Es gilt dabei das Abschmelzmodell. Das heißt, je länger die Schenkung zurückliegt, desto weniger wird der Wert der Schenkung fiktiv dem Nachlasswert hinzugerechnet. Im Jahr vor dem Erbfall werden 100% der Schenkung berücksichtigt, bis zu zwei Jahren vor dem Erbfall 90%, bis zu drei Jahren 80% usw. Liegen zwischen der Schenkung und dem Erbfall 9 bis 10 Jahre, sind nur noch 10 % dem Nachlass hinzuzurechnen.
Den Pflichtteilsergänzungsanspruch nach § 2325 BGB können nur die pflichtteilsberechtigten Angehörigen des Erblassers geltend machen, also der Ehepartner/Lebenspartner, die Kinder und deren Abkömmlinge oder, wenn es keine Abkömmlinge gibt, die Eltern des Erblassers.

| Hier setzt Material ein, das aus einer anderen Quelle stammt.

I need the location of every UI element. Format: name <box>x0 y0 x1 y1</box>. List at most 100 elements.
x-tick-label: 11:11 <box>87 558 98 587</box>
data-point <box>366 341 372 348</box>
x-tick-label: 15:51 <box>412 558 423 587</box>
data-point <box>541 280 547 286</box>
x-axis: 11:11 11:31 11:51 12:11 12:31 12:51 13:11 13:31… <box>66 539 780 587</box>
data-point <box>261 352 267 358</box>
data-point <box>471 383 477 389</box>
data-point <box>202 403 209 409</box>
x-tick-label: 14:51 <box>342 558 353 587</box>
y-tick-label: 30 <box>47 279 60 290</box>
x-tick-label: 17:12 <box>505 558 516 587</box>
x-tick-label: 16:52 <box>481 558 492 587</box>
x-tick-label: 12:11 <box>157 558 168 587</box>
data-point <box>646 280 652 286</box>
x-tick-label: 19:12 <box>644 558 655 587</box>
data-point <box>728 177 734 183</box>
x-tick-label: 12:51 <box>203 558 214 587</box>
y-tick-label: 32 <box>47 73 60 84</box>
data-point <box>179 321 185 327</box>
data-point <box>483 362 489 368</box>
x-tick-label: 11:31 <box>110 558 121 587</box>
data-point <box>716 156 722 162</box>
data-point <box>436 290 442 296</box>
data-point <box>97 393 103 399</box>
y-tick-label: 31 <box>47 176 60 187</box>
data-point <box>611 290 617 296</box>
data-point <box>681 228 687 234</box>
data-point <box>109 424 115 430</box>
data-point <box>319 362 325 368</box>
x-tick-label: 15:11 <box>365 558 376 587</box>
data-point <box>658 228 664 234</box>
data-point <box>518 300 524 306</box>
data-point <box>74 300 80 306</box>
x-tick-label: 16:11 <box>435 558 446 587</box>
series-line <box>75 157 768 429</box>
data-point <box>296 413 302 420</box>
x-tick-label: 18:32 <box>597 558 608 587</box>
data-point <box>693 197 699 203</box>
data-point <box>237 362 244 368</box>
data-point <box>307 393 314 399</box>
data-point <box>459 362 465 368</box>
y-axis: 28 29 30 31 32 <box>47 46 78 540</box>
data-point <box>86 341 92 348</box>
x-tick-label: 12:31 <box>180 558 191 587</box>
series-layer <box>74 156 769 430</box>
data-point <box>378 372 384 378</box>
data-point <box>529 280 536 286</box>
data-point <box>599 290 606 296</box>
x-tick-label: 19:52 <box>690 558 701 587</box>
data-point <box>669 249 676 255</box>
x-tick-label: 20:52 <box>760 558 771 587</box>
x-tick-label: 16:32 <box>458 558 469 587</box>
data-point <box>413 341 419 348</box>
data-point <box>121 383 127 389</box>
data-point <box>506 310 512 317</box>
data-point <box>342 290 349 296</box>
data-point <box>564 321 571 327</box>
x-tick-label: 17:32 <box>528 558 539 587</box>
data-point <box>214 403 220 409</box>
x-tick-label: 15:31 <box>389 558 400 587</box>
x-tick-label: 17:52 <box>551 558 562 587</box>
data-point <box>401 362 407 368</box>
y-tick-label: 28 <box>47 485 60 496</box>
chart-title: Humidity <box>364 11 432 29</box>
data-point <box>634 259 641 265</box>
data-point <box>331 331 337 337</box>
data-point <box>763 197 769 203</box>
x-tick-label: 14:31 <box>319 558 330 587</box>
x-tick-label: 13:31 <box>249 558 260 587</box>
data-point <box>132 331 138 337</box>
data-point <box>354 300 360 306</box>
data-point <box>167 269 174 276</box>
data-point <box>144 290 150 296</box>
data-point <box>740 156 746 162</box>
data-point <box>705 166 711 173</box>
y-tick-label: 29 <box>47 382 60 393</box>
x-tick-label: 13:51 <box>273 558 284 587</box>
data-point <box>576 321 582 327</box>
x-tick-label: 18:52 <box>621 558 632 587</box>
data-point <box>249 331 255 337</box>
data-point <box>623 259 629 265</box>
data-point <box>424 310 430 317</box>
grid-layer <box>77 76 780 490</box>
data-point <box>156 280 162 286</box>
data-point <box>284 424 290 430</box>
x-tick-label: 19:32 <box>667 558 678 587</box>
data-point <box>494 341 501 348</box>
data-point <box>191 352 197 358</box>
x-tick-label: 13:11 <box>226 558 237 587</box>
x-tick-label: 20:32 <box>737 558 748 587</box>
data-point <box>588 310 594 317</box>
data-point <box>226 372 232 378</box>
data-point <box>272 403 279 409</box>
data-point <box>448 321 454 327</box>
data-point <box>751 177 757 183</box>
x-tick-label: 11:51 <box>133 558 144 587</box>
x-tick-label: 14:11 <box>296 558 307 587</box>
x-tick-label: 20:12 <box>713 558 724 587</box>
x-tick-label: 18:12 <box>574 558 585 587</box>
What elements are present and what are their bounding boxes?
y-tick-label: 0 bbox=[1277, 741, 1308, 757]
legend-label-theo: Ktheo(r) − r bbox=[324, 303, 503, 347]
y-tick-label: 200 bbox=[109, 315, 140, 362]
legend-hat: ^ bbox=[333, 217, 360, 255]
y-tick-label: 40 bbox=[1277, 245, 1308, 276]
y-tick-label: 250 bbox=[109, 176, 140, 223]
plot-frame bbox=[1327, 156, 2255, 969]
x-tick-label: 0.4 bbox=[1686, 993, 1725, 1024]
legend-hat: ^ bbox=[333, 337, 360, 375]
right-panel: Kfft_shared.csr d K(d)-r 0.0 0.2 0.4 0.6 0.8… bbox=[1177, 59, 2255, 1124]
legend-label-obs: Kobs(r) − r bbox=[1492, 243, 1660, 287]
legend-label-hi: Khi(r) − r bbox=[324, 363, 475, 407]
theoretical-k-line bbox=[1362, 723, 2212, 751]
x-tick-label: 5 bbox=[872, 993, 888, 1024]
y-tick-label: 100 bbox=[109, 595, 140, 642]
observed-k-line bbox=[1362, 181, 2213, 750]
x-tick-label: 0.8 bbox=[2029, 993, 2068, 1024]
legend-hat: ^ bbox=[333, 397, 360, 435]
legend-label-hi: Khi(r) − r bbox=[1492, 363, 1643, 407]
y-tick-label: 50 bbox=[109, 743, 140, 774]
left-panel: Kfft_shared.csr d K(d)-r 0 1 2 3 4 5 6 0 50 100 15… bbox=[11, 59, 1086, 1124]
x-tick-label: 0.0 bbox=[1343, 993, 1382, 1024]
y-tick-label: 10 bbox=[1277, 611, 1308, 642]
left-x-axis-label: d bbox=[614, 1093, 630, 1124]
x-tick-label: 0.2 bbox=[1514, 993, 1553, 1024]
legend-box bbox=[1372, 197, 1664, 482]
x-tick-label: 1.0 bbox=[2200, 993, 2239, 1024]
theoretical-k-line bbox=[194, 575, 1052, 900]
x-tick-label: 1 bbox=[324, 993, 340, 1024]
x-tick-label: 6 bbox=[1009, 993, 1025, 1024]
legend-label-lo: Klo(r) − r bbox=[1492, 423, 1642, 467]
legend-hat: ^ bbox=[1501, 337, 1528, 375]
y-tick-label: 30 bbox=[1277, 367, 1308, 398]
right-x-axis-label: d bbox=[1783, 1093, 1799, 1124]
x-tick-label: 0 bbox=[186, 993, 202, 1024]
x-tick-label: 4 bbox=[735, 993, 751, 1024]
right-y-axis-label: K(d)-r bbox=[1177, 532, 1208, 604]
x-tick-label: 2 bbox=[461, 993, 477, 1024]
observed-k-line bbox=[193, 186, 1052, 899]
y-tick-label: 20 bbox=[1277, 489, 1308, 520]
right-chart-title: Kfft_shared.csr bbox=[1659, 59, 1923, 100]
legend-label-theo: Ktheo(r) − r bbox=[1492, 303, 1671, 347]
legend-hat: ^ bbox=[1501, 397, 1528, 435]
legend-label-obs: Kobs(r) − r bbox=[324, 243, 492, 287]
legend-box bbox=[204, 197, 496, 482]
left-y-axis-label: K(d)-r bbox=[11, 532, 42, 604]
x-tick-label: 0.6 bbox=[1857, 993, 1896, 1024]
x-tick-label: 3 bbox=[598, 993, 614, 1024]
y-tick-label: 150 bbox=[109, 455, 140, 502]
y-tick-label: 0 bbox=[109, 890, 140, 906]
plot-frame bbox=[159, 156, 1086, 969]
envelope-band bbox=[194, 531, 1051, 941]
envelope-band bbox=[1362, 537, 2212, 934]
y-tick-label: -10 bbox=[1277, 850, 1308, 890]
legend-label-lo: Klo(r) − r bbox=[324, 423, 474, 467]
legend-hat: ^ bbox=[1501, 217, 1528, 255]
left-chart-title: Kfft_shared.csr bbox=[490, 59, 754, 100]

Außerdem müssen die Pflichtteilsberechtigten grundsätzlich durch letztwillige Verfügung enterbt worden sein.
Wurde ein Pflichtteilsberechtigter nicht enterbt, steht ihm aber der Zusatzpflichtteil zu, so kann er auch den Ergänzungspflichtteil geltend machen (§ 2326 BGB).